Are there some marketing metrics which you just can’t afford to miss when measuring your campaigns?
We know you were expecting this blog to tell you what those metrics are, but it’s a bit tricker than that. There are essential marketing metrics which you should be measuring every month, quarter and year – but these will be different for every business.
So how do you know what yours are? Here are the questions you should be asking yourself…
Who are you reporting to?
Your metrics need to mean something to you, but also to the person or team you are reporting to. Cut out the jargon (or provide a glossary) and strip it back to metrics your boss, CEO or Board will understand.
- Number of leads.
- Return on investment – read more about this here – or at least the cost on marketing this month/quarter/year.
- Qualitative results from a brand awareness survey.
- Enquiry rate.
- Cost per acquisition / lead.
What do you want to know?
If you are using a lot of outdoor advertising, are metrics like ‘number of website visitors to your blog pages’ or ‘impressions on your Pinterest Page’ actually the biggest priority to spend time gathering and analysing? Go to a quiet place with a pen and paper, and really think about what you want to know about. Then work backwards and find out where you can get this information and how often you need to gather it and add it to your report for it to be useful.
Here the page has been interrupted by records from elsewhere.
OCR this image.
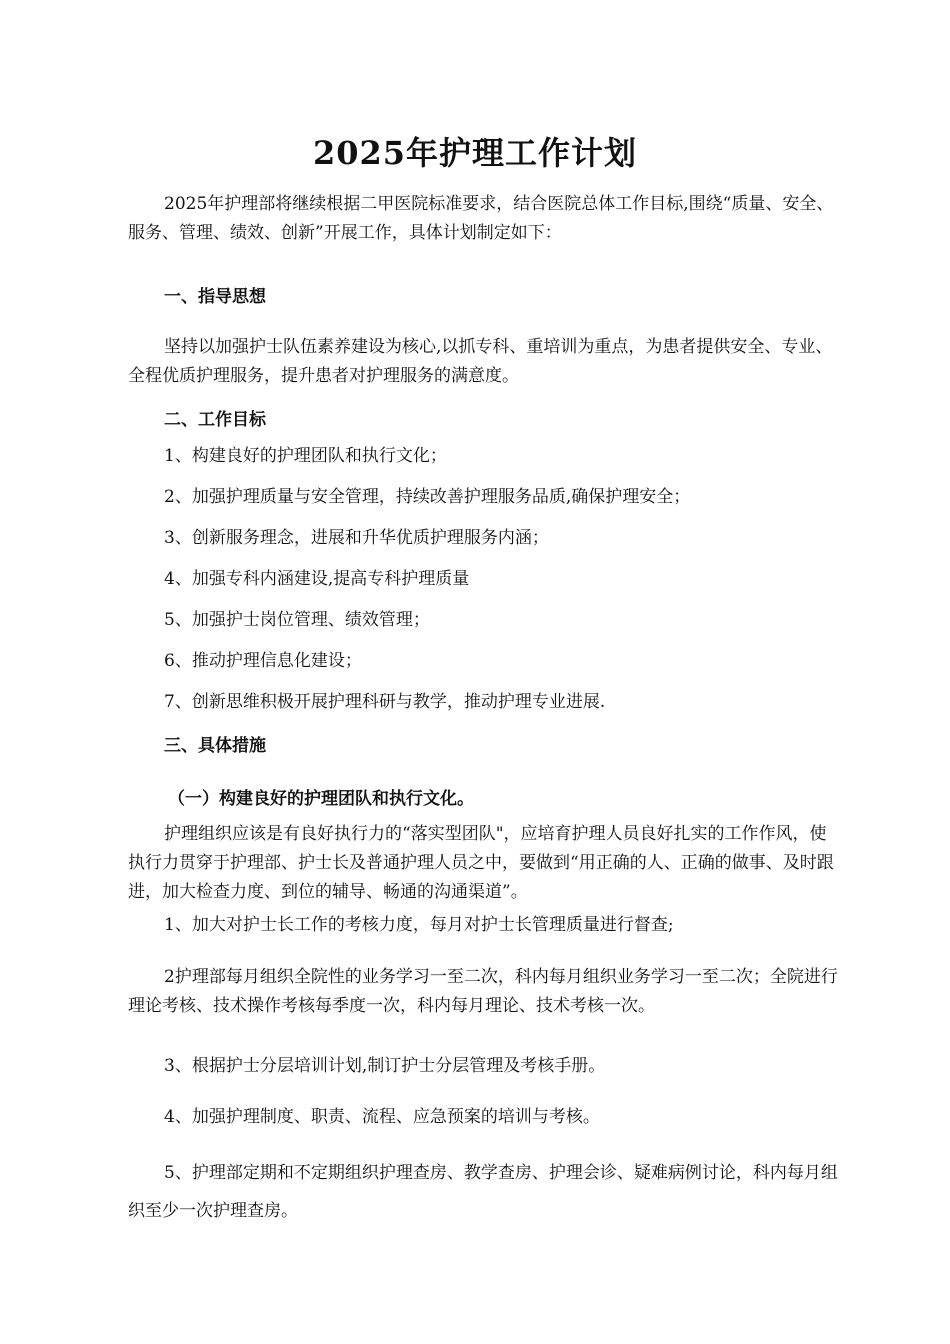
2025年护理工作计划
2025年护理部将继续根据二甲医院标准要求，结合医院总体工作目标,围绕“质量、安全、服务、管理、绩效、创新”开展工作，具体计划制定如下：
一、指导思想
坚持以加强护士队伍素养建设为核心,以抓专科、重培训为重点，为患者提供安全、专业、全程优质护理服务，提升患者对护理服务的满意度。
二、工作目标
1、构建良好的护理团队和执行文化；
2、加强护理质量与安全管理，持续改善护理服务品质,确保护理安全；
3、创新服务理念，进展和升华优质护理服务内涵；
4、加强专科内涵建设,提高专科护理质量
5、加强护士岗位管理、绩效管理；
6、推动护理信息化建设；
7、创新思维积极开展护理科研与教学，推动护理专业进展.
三、具体措施
（一）构建良好的护理团队和执行文化。
护理组织应该是有良好执行力的“落实型团队"，应培育护理人员良好扎实的工作作风，使执行力贯穿于护理部、护士长及普通护理人员之中，要做到“用正确的人、正确的做事、及时跟进，加大检查力度、到位的辅导、畅通的沟通渠道”。
1、加大对护士长工作的考核力度，每月对护士长管理质量进行督查;
2护理部每月组织全院性的业务学习一至二次，科内每月组织业务学习一至二次；全院进行理论考核、技术操作考核每季度一次，科内每月理论、技术考核一次。
3、根据护士分层培训计划,制订护士分层管理及考核手册。
4、加强护理制度、职责、流程、应急预案的培训与考核。
5、护理部定期和不定期组织护理查房、教学查房、护理会诊、疑难病例讨论，科内每月组织至少一次护理查房。
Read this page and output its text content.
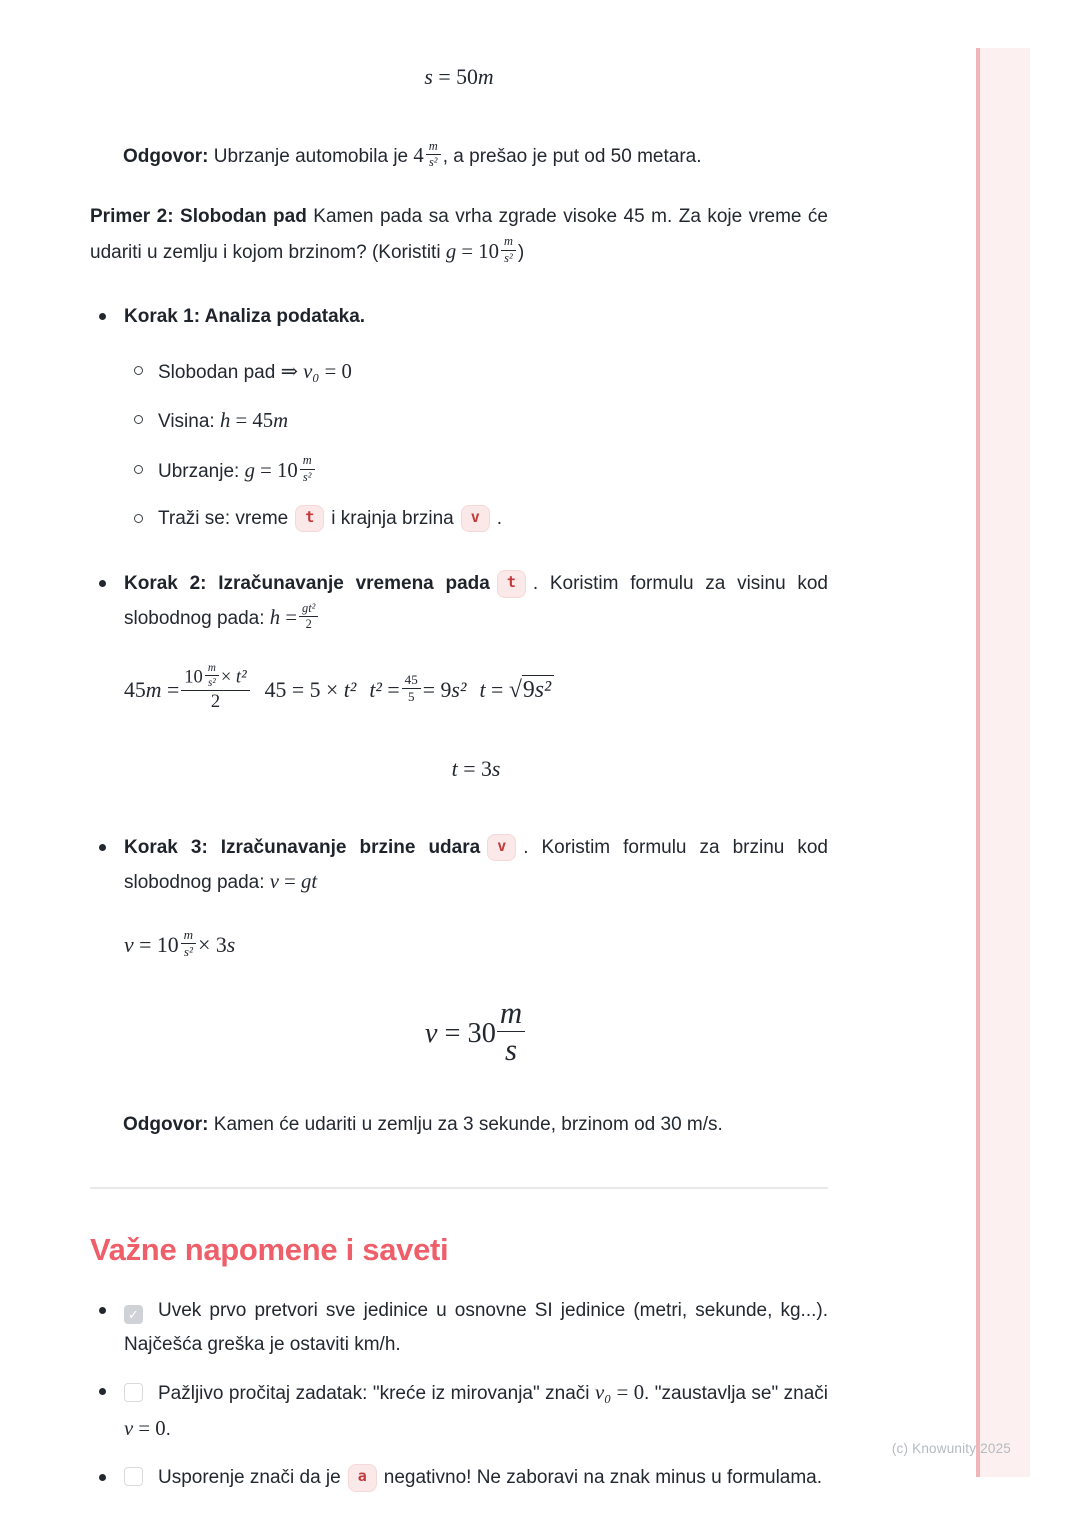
s = 50m

Odgovor: Ubrzanje automobila je $4 \frac{m}{\text{s²}}$ , a prešao je put od 50 metara.

Primer 2: Slobodan pad Kamen pada sa vrha zgrade visoke 45 m. Za koje vreme će udariti u zemlju i kojom brzinom? (Koristiti $g = 10 \frac{m}{\text{s²}}$ )

Korak 1: Analiza podataka.

Slobodan pad ⇒ v₀ = 0
Visina: h = 45m
Ubrzanje: $g = 10 \frac{m}{\text{s²}}$
Traži se: vreme t i krajnja brzina v .

Korak 2: Izračunavanje vremena pada t . Koristim formulu za visinu kod slobodnog pada: $h = \frac{\text{gt²}}{2}$

$45m = \frac{10 \frac{m}{\text{s²}} \times t^2}{2} 45 = 5 \times t^2$ $t^2 = \frac{45}{5} = 9s^2$ t = √9s²

t = 3s

Korak 3: Izračunavanje brzine udara v . Koristim formulu za brzinu kod slobodnog pada: v = gt

$v = 10 \frac{m}{\text{s²}} \times 3s$

$v = 30 \frac{m}{s}$

Odgovor: Kamen će udariti u zemlju za 3 sekunde, brzinom od 30 m/s.

Važne napomene i saveti
✓ Uvek prvo pretvori sve jedinice u osnovne SI jedinice (metri, sekunde, kg...). Najčešća greška je ostaviti km/h.
Pažljivo pročitaj zadatak: "kreće iz mirovanja" znači v₀ = 0. "zaustavlja se" znači v = 0.
Usporenje znači da je a negativno! Ne zaboravi na znak minus u formulama.
(c) Knowunity 2025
- Branded organic search traffic (increase/decrease) – measures brand awareness as people type in your brand name to their internet browser to find out more.
- Direct traffic – a metric to correlate with outdoor ads or events where people have seen your URL and type it in to their internet browser to find out more.
- Leads by source – uncover your best performing channel by quantity and quality, so you know where to put more resources.
Do I want knowledge, or a pat on the back?
An essential metric is not just one which makes you look good. You need to uncover the good, the bad and the ugly so that budget and resource decisions can be made effectively. Hiding or ignoring the stats you don’t like will only show half the story so be brave and pull out the VIMs – Very Important Metrics – to your business and consistently report on them to show the results in context over time.
- Social media referrals to website – are your posts driving action?
- Domain authority – how authoritatively does Google rank your website?
- Current/lapsed customer perception data – what do they really think?
- Market research – what themes and patterns are available in journals, reports and articles?
- Staff perception data – what do they know and what do they think?